Apabila pemerintah tunduk dan patuh terhadap konstitusi negara maka, kunci penegakkan perundang-undangan adalah apparatus pemerintah yang berkomitmen dalam menjalankan peran dan fungsinya serta bersih dari tindakan korupsi. Dan apabila pemerintah dan pengusaha selama ini tetap melakukan perselingkuhan busuk yang mengakibatkan terabaikannya peraturan perundang-undangan, maka tidak ada pilihan lain bagi kaum buruh untuk mengambil jalannya sendiri dalam setiap penyelesaian persoalan perburuhan yaitu dengan jalan PERSATUAN dan PERJUANGAN. Sebab jika situasi dan kondisi seperti yang diatas ini terus berlanjut, maka akan sangat melemahkan gerakan buruh dalam melakukan perjuangan normatif guna menegakan hukum terkhusus UUK 13/2003.
Oleh karena itu atas dasar fakta-fakta yang kami paparkan diatas, maka KOMITE AKSI BERSAMA yang terdiri dari beberapa unsur serikat buruh di kabupaten bekasi, menyatakan sikap:
1. Menuntut pertanggung jawaban negara dalam hal ini adalah DISNAKERTRANS Kab.
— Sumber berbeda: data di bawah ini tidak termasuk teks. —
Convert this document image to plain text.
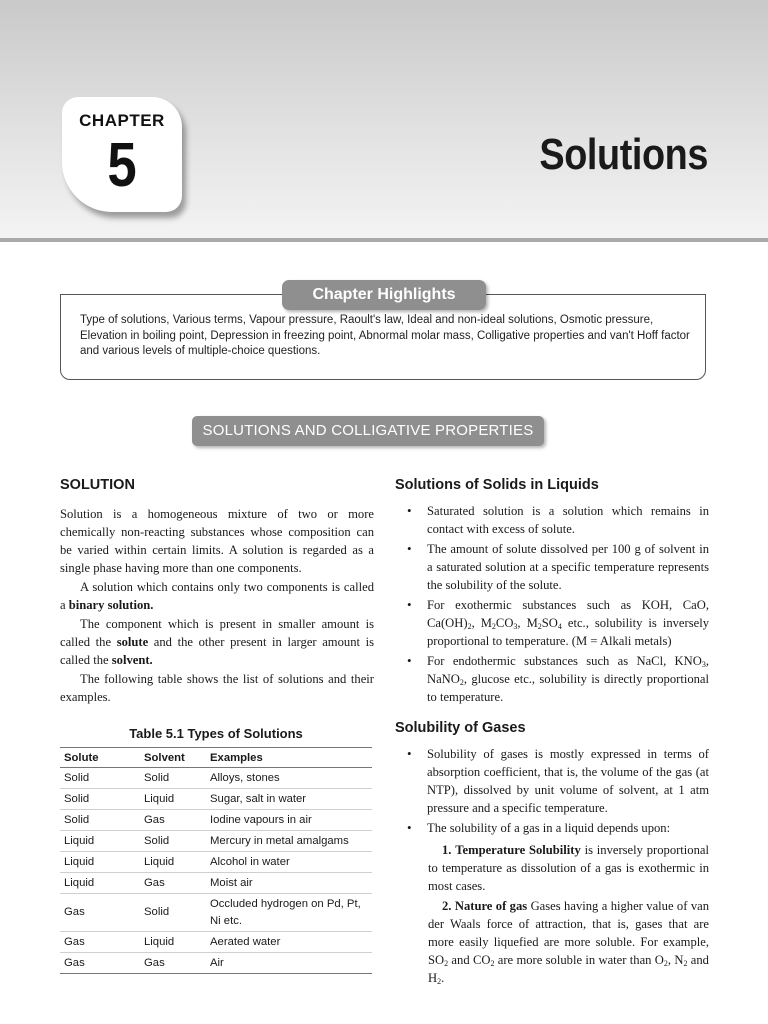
CHAPTER
5	Solutions
Chapter Highlights
Type of solutions, Various terms, Vapour pressure, Raoult's law, Ideal and non-ideal solutions, Osmotic pressure, Elevation in boiling point, Depression in freezing point, Abnormal molar mass, Colligative properties and van't Hoff factor and various levels of multiple-choice questions.
SOLUTIONS AND COLLIGATIVE PROPERTIES
SOLUTION

Solution is a homogeneous mixture of two or more chemically non-reacting substances whose composition can be varied within certain limits. A solution is regarded as a single phase having more than one components.

A solution which contains only two components is called a binary solution.

The component which is present in smaller amount is called the solute and the other present in larger amount is called the solvent.

The following table shows the list of solutions and their examples.

Table 5.1 Types of Solutions
Solute	Solvent	Examples
Solid	Solid	Alloys, stones
Solid	Liquid	Sugar, salt in water
Solid	Gas	Iodine vapours in air
Liquid	Solid	Mercury in metal amalgams
Liquid	Liquid	Alcohol in water
Liquid	Gas	Moist air
Gas	Solid	Occluded hydrogen on Pd, Pt, Ni etc.
Gas	Liquid	Aerated water
Gas	Gas	Air
Solutions of Solids in Liquids
• Saturated solution is a solution which remains in contact with excess of solute.
• The amount of solute dissolved per 100 g of solvent in a saturated solution at a specific temperature represents the solubility of the solute.
• For exothermic substances such as KOH, CaO, $Ca(OH)_2$, $M_2CO_3$, $M_2SO_4$ etc., solubility is inversely proportional to temperature. (M = Alkali metals)
• For endothermic substances such as NaCl, $KNO_3$, NaNO$_2$, glucose etc., solubility is directly proportional to temperature.
Solubility of Gases
• Solubility of gases is mostly expressed in terms of absorption coefficient, that is, the volume of the gas (at NTP), dissolved by unit volume of solvent, at 1 atm pressure and a specific temperature.
• The solubility of a gas in a liquid depends upon:
1. Temperature Solubility is inversely proportional to temperature as dissolution of a gas is exothermic in most cases.
2. Nature of gas Gases having a higher value of van der Waals force of attraction, that is, gases that are more easily liquefied are more soluble. For example, $SO_2$ and $CO_2$ are more soluble in water than $O_2$, $N_2$ and $H_2$.
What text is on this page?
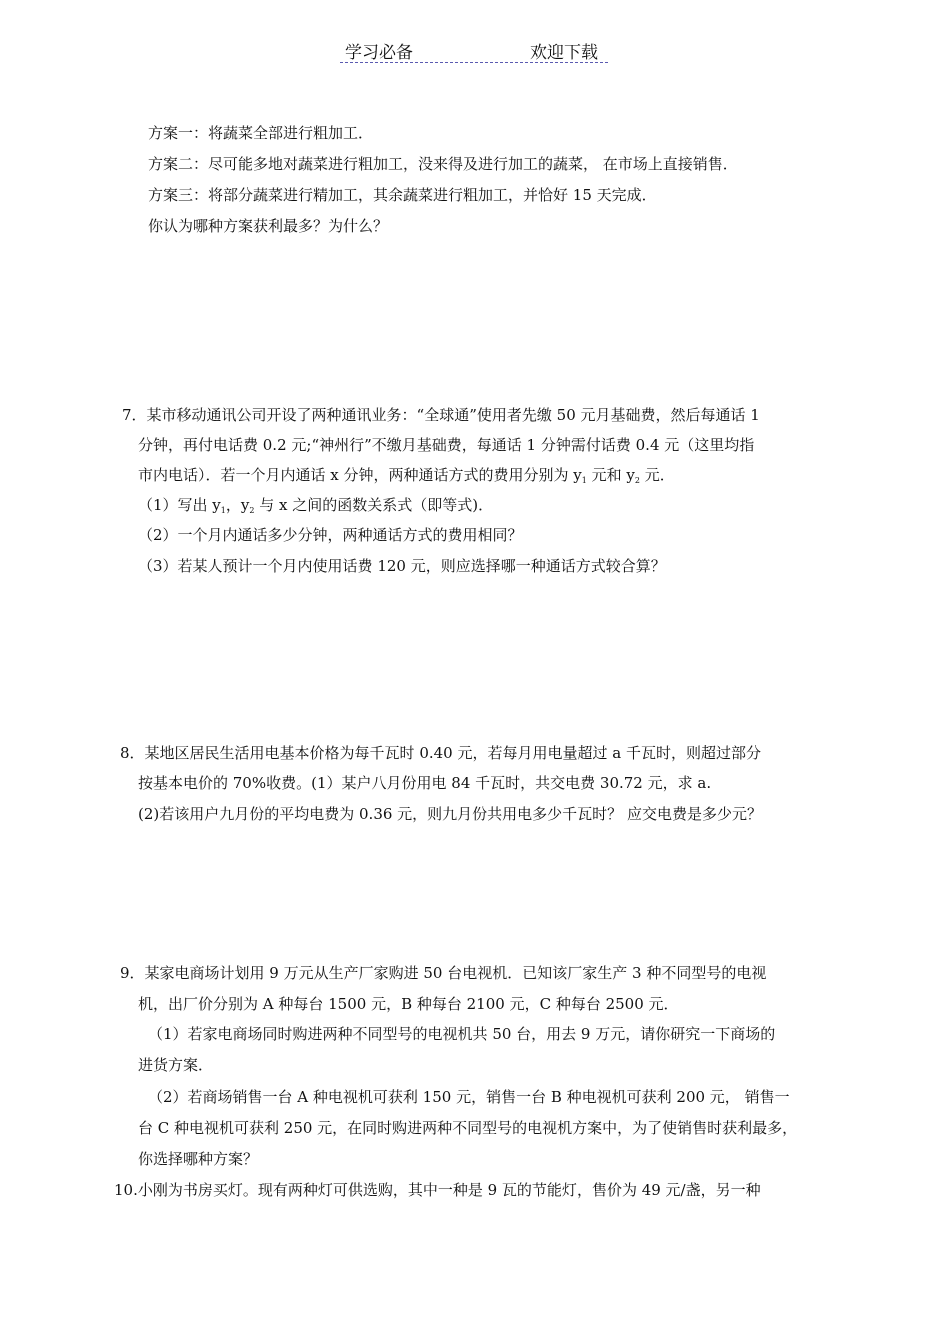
学习必备	欢迎下载
方案一：将蔬菜全部进行粗加工．
方案二：尽可能多地对蔬菜进行粗加工，没来得及进行加工的蔬菜， 在市场上直接销售．
方案三：将部分蔬菜进行精加工，其余蔬菜进行粗加工，并恰好 15 天完成．
你认为哪种方案获利最多？为什么？
7．某市移动通讯公司开设了两种通讯业务：“全球通”使用者先缴 50 元月基础费，然后每通话 1
分钟，再付电话费 0.2 元;“神州行”不缴月基础费，每通话 1 分钟需付话费 0.4 元（这里均指
市内电话）．若一个月内通话 x 分钟，两种通话方式的费用分别为 $y_1$ 元和 $y_2$ 元．
（1）写出 $y_1$，$y_2$ 与 x 之间的函数关系式（即等式)．
（2）一个月内通话多少分钟，两种通话方式的费用相同？
（3）若某人预计一个月内使用话费 120 元，则应选择哪一种通话方式较合算？
8．某地区居民生活用电基本价格为每千瓦时 0.40 元，若每月用电量超过 a 千瓦时，则超过部分
按基本电价的 70%收费。(1）某户八月份用电 84 千瓦时，共交电费 30.72 元，求 a.
(2)若该用户九月份的平均电费为 0.36 元，则九月份共用电多少千瓦时？ 应交电费是多少元？
9．某家电商场计划用 9 万元从生产厂家购进 50 台电视机．已知该厂家生产 3 种不同型号的电视
机，出厂价分别为 A 种每台 1500 元，B 种每台 2100 元，C 种每台 2500 元．
（1）若家电商场同时购进两种不同型号的电视机共 50 台，用去 9 万元，请你研究一下商场的
进货方案．
（2）若商场销售一台 A 种电视机可获利 150 元，销售一台 B 种电视机可获利 200 元， 销售一
台 C 种电视机可获利 250 元，在同时购进两种不同型号的电视机方案中，为了使销售时获利最多，
你选择哪种方案？
10.小刚为书房买灯。现有两种灯可供选购，其中一种是 9 瓦的节能灯，售价为 49 元/盏，另一种
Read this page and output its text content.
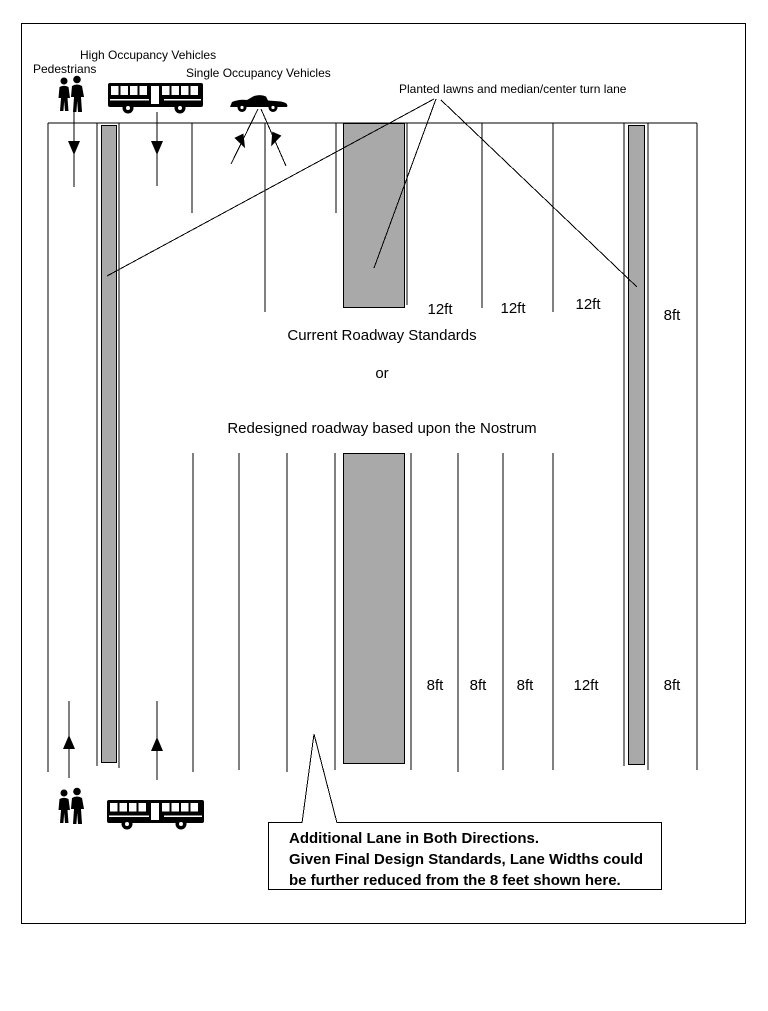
Pedestrians
High Occupancy Vehicles
Single Occupancy Vehicles
Planted lawns and median/center turn lane
12ft	12ft	12ft
8ft
Current Roadway Standards
or
Redesigned roadway based upon the Nostrum
8ft 8ft 8ft	12ft	8ft
Additional Lane in Both Directions.
Given Final Design Standards, Lane Widths could
be further reduced from the 8 feet shown here.
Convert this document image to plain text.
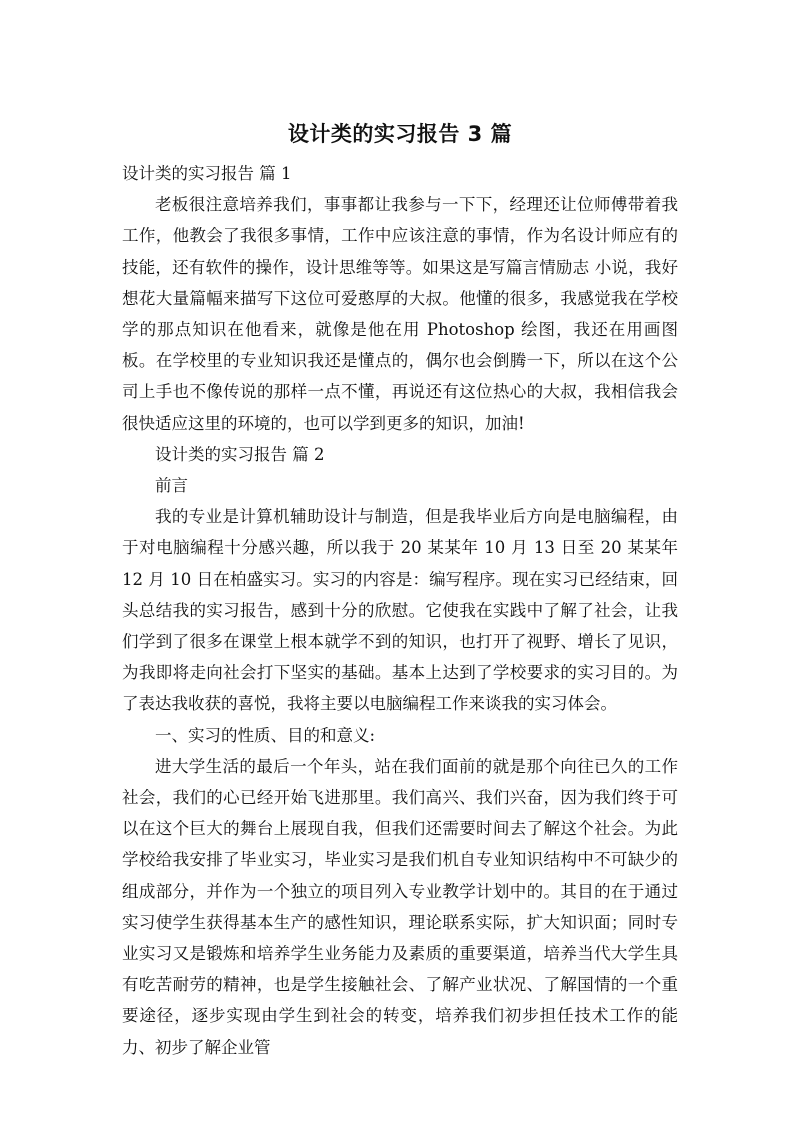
设计类的实习报告 3 篇

设计类的实习报告 篇 1

老板很注意培养我们，事事都让我参与一下下，经理还让位师傅带着我工作，他教会了我很多事情，工作中应该注意的事情，作为名设计师应有的技能，还有软件的操作，设计思维等等。如果这是写篇言情励志 小说，我好想花大量篇幅来描写下这位可爱憨厚的大叔。他懂的很多，我感觉我在学校学的那点知识在他看来，就像是他在用 Photoshop 绘图，我还在用画图板。在学校里的专业知识我还是懂点的，偶尔也会倒腾一下，所以在这个公司上手也不像传说的那样一点不懂，再说还有这位热心的大叔，我相信我会很快适应这里的环境的，也可以学到更多的知识，加油!

设计类的实习报告 篇 2

前言

我的专业是计算机辅助设计与制造，但是我毕业后方向是电脑编程，由于对电脑编程十分感兴趣，所以我于 20 某某年 10 月 13 日至 20 某某年 12 月 10 日在柏盛实习。实习的内容是：编写程序。现在实习已经结束，回头总结我的实习报告，感到十分的欣慰。它使我在实践中了解了社会，让我们学到了很多在课堂上根本就学不到的知识，也打开了视野、增长了见识，为我即将走向社会打下坚实的基础。基本上达到了学校要求的实习目的。为了表达我收获的喜悦，我将主要以电脑编程工作来谈我的实习体会。

一、实习的性质、目的和意义:

进大学生活的最后一个年头，站在我们面前的就是那个向往已久的工作社会，我们的心已经开始飞进那里。我们高兴、我们兴奋，因为我们终于可以在这个巨大的舞台上展现自我，但我们还需要时间去了解这个社会。为此学校给我安排了毕业实习，毕业实习是我们机自专业知识结构中不可缺少的组成部分，并作为一个独立的项目列入专业教学计划中的。其目的在于通过实习使学生获得基本生产的感性知识，理论联系实际，扩大知识面；同时专业实习又是锻炼和培养学生业务能力及素质的重要渠道，培养当代大学生具有吃苦耐劳的精神，也是学生接触社会、了解产业状况、了解国情的一个重要途径，逐步实现由学生到社会的转变，培养我们初步担任技术工作的能力、初步了解企业管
BEKASI untuk dapat segera mengeluarkan surat PENEGASAN yang kemudian ditujukan kepada seluruh pengusaha yang berada diwilayah kawasan industri Kab. Bekasi untuk dapat memperhatikan, menaati dan melaksanakan UUK 13/2003 terkhusus pada pasal 151 ayat (2), (3) dan pasal 155 ayat (2), (3). Sebagai upaya perlindungan terhadap korban PHK masal sepihak.
2. Meminta kepada Dinas Tenaga Kerja Kabupaten Bekasi untuk dapat menindak dengan tegas serta mengeksekusi para pengusaha nakal yang tidak mau menjalankan hasil Nota Pengawasan.
3. Meminta kepada Kepala DISNAKERTRANS Kab. Bekasi agar dapat menindak serta memberikan sanksi tegas kepada seluruh pegawai DISNAKER yang tidak menjalankan Tugas Pokok dan Fungsi (TUPOKSI) nya.
4. Berantas segala bentuk praktek MAFIA HUKUM PERBURUHAN yang berada di wilayah Kabupaten Bekasi.